1) Turnbull DK, Shepherd DB. Post-dural puncture headache: pathogenesis, prevention and treatment. Br J Anaesth 2003; 91(5):718-29. 2) Candido KD, Stevens RA. Post-dural puncture headache: pathophysiology, prevention and treatment. Best Pract Res Clin Anaesthesiol 2003;17(3):451-69.

 

Le tableau céphalalgique post-ponction lombaire régresse en quelques jours grâce à votre prise en charge. Un bolus de corticoïdes est ensuite réalisé en hospitalisation pour la prise en charge de sa névrite optique. Elle sort d’hospitalisation. Un suivi clinico-radiologique est organisé. Malgré cela, la patiente est perdue de vue et vous ne la revoyez que 3 ans plus tard en consultation.
Elle vous explique présenter un épisode de déficit des membres qui prédomine sur les membres inférieurs depuis 3 jours avec des difficultés pour uriner et une douleur électrique le long du dos à l’extension du cou.
À l’examen clinique il existe une parésie proximo-distale des 4 membres, des réflexes ostéo-tendineux vifs, des réflexes cutanéo-plantaires en extension bilatérale, les réflexes abdomino-cutanés sont abolis et la patiente semble moins bien sentir lorsque vous testez la sensibilité protopathique sous les omoplates.
Elle a réalisé une IRM cérébrale retrouvant une lésion non rehaussée juxta-corticale pariétale gauche, le nerf optique gauche ne prend plus le contraste.
Voici des images de son IRM cervicale :
Image 3 (source : auteur)
Image 4 (source : auteur)
Question 6 - À partir de l’ensemble des éléments présentés vous pouvez dire à la patiente :
Deuxième poussée clinique (après la NORB) avec apparition d’une atteinte d’un nouveau territoire (médullaire). Pour rappel, dans les nouveaux critères on compte les lésions médullaires symptomatiques.

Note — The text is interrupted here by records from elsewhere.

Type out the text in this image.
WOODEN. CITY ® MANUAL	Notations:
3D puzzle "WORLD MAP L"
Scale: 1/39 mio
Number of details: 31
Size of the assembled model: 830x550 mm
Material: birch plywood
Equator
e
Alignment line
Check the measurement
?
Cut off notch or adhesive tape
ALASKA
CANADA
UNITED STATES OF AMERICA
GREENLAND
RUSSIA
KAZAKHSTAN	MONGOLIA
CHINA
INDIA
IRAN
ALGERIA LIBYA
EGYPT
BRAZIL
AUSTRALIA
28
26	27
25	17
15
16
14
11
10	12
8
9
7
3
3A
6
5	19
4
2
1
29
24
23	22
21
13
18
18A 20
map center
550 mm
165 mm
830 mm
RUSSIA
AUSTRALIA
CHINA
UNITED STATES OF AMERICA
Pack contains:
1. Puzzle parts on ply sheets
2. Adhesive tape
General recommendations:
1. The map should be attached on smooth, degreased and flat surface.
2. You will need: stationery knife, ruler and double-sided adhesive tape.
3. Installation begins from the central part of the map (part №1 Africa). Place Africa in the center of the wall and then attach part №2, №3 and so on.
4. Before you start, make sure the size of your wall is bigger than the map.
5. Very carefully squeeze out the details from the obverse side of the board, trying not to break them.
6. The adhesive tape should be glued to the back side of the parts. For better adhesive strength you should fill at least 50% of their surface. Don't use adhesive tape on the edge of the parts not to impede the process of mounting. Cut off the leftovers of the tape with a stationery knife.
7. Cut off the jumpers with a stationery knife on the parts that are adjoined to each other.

Idem, nouvel épisode clinique et présence concomitante sur l’IRM cérébrale d’une nouvelle lésion ne prenant pas le contraste et d’une nouvelle lésion cervicale (C4) sur l’image 3, prenant le contraste sur la séquence T1 post-gadolinium (image 4).

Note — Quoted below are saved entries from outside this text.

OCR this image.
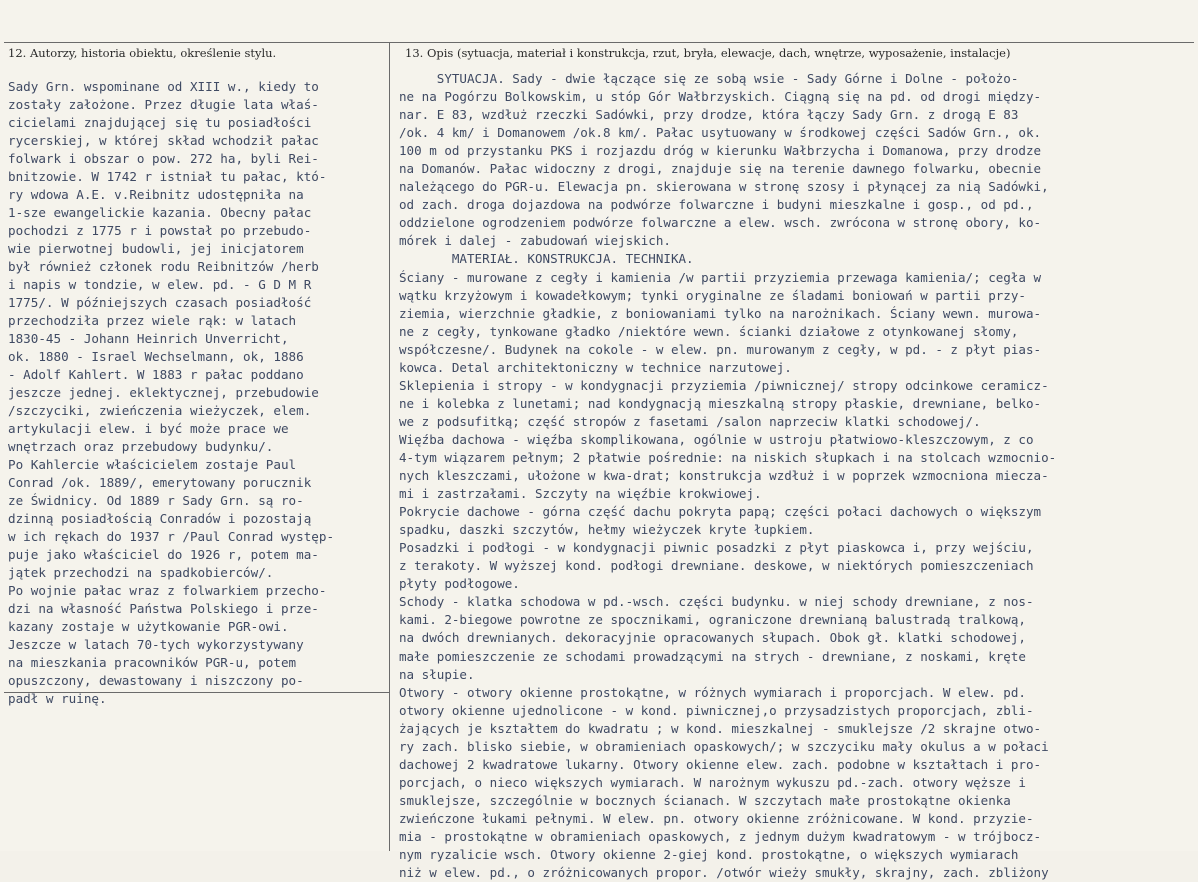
12. Autorzy, historia obiektu, określenie stylu.	13. Opis (sytuacja, materiał i konstrukcja, rzut, bryła, elewacje, dach, wnętrze, wyposażenie, instalacje)
Sady Grn. wspominane od XIII w., kiedy to
zostały założone. Przez długie lata właś-
cicielami znajdującej się tu posiadłości
rycerskiej, w której skład wchodził pałac
folwark i obszar o pow. 272 ha, byli Rei-
bnitzowie. W 1742 r istniał tu pałac, któ-
ry wdowa A.E. v.Reibnitz udostępniła na
1-sze ewangelickie kazania. Obecny pałac
pochodzi z 1775 r i powstał po przebudo-
wie pierwotnej budowli, jej inicjatorem
był również członek rodu Reibnitzów /herb
i napis w tondzie, w elew. pd. - G D M R
1775/. W późniejszych czasach posiadłość
przechodziła przez wiele rąk: w latach
1830-45 - Johann Heinrich Unverricht,
ok. 1880 - Israel Wechselmann, ok, 1886
- Adolf Kahlert. W 1883 r pałac poddano
jeszcze jednej. eklektycznej, przebudowie
/szczyciki, zwieńczenia wieżyczek, elem.
artykulacji elew. i być może prace we
wnętrzach oraz przebudowy budynku/.
Po Kahlercie właścicielem zostaje Paul
Conrad /ok. 1889/, emerytowany porucznik
ze Świdnicy. Od 1889 r Sady Grn. są ro-
dzinną posiadłością Conradów i pozostają
w ich rękach do 1937 r /Paul Conrad występ-
puje jako właściciel do 1926 r, potem ma-
jątek przechodzi na spadkobierców/.
Po wojnie pałac wraz z folwarkiem przecho-
dzi na własność Państwa Polskiego i prze-
kazany zostaje w użytkowanie PGR-owi.
Jeszcze w latach 70-tych wykorzystywany
na mieszkania pracowników PGR-u, potem
opuszczony, dewastowany i niszczony po-
padł w ruinę.
SYTUACJA. Sady - dwie łączące się ze sobą wsie - Sady Górne i Dolne - położo-
ne na Pogórzu Bolkowskim, u stóp Gór Wałbrzyskich. Ciągną się na pd. od drogi między-
nar. E 83, wzdłuż rzeczki Sadówki, przy drodze, która łączy Sady Grn. z drogą E 83
/ok. 4 km/ i Domanowem /ok.8 km/. Pałac usytuowany w środkowej części Sadów Grn., ok.
100 m od przystanku PKS i rozjazdu dróg w kierunku Wałbrzycha i Domanowa, przy drodze
na Domanów. Pałac widoczny z drogi, znajduje się na terenie dawnego folwarku, obecnie
należącego do PGR-u. Elewacja pn. skierowana w stronę szosy i płynącej za nią Sadówki,
od zach. droga dojazdowa na podwórze folwarczne i budyni mieszkalne i gosp., od pd.,
oddzielone ogrodzeniem podwórze folwarczne a elew. wsch. zwrócona w stronę obory, ko-
mórek i dalej - zabudowań wiejskich.
MATERIAŁ. KONSTRUKCJA. TECHNIKA.
Ściany - murowane z cegły i kamienia /w partii przyziemia przewaga kamienia/; cegła w
wątku krzyżowym i kowadełkowym; tynki oryginalne ze śladami boniowań w partii przy-
ziemia, wierzchnie gładkie, z boniowaniami tylko na narożnikach. Ściany wewn. murowa-
ne z cegły, tynkowane gładko /niektóre wewn. ścianki działowe z otynkowanej słomy,
współczesne/. Budynek na cokole - w elew. pn. murowanym z cegły, w pd. - z płyt pias-
kowca. Detal architektoniczny w technice narzutowej.
Sklepienia i stropy - w kondygnacji przyziemia /piwnicznej/ stropy odcinkowe ceramicz-
ne i kolebka z lunetami; nad kondygnacją mieszkalną stropy płaskie, drewniane, belko-
we z podsufitką; część stropów z fasetami /salon naprzeciw klatki schodowej/.
Więźba dachowa - więźba skomplikowana, ogólnie w ustroju płatwiowo-kleszczowym, z co
4-tym wiązarem pełnym; 2 płatwie pośrednie: na niskich słupkach i na stolcach wzmocnio-
nych kleszczami, ułożone w kwa-drat; konstrukcja wzdłuż i w poprzek wzmocniona miecza-
mi i zastrzałami. Szczyty na więźbie krokwiowej.
Pokrycie dachowe - górna część dachu pokryta papą; części połaci dachowych o większym
spadku, daszki szczytów, hełmy wieżyczek kryte łupkiem.
Posadzki i podłogi - w kondygnacji piwnic posadzki z płyt piaskowca i, przy wejściu,
z terakoty. W wyższej kond. podłogi drewniane. deskowe, w niektórych pomieszczeniach
płyty podłogowe.
Schody - klatka schodowa w pd.-wsch. części budynku. w niej schody drewniane, z nos-
kami. 2-biegowe powrotne ze spocznikami, ograniczone drewnianą balustradą tralkową,
na dwóch drewnianych. dekoracyjnie opracowanych słupach. Obok gł. klatki schodowej,
małe pomieszczenie ze schodami prowadzącymi na strych - drewniane, z noskami, kręte
na słupie.
Otwory - otwory okienne prostokątne, w różnych wymiarach i proporcjach. W elew. pd.
otwory okienne ujednolicone - w kond. piwnicznej,o przysadzistych proporcjach, zbli-
żających je kształtem do kwadratu ; w kond. mieszkalnej - smuklejsze /2 skrajne otwo-
ry zach. blisko siebie, w obramieniach opaskowych/; w szczyciku mały okulus a w połaci
dachowej 2 kwadratowe lukarny. Otwory okienne elew. zach. podobne w kształtach i pro-
porcjach, o nieco większych wymiarach. W narożnym wykuszu pd.-zach. otwory węższe i
smuklejsze, szczególnie w bocznych ścianach. W szczytach małe prostokątne okienka
zwieńczone łukami pełnymi. W elew. pn. otwory okienne zróżnicowane. W kond. przyzie-
mia - prostokątne w obramieniach opaskowych, z jednym dużym kwadratowym - w trójbocz-
nym ryzalicie wsch. Otwory okienne 2-giej kond. prostokątne, o większych wymiarach
niż w elew. pd., o zróżnicowanych propor. /otwór wieży smukły, skrajny, zach. zbliżony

Une nouvelle prise en charge par bolus de corticoïdes est proposée. Devant la sévérité de cette poussée, la charge lésionnelle médullaire, il est décidé de mettre en place un traitement de fond par immunothérapie. La patiente exprime son désir de grossesse, mais elle est inquiète et vient vous voir pour des renseignements.
Question 7 - Parmi les allégations suivantes, la(les)quelle(s) est(sont) vraie(s) :
La période de la grossesse, notamment les 2e et 3e trimestres sont souvent des périodes d’accalmie dans la maladie, probable participation hormonale.
Par contre, le post-partum est une période à fort risque de réactivation de la maladie, probable participation de la chute hormonale.
La SEP n’est pas une maladie héréditaire au sens mendélien.
Il existe une susceptibilité génétique qui peut se transmettre au sein de la famille.
Dans les traitements de première ligne, certains sont acceptés durant la grossesse, mais le dogme reste de limiter les prises médicamenteuses durant la grossesse sans mettre la mère en danger.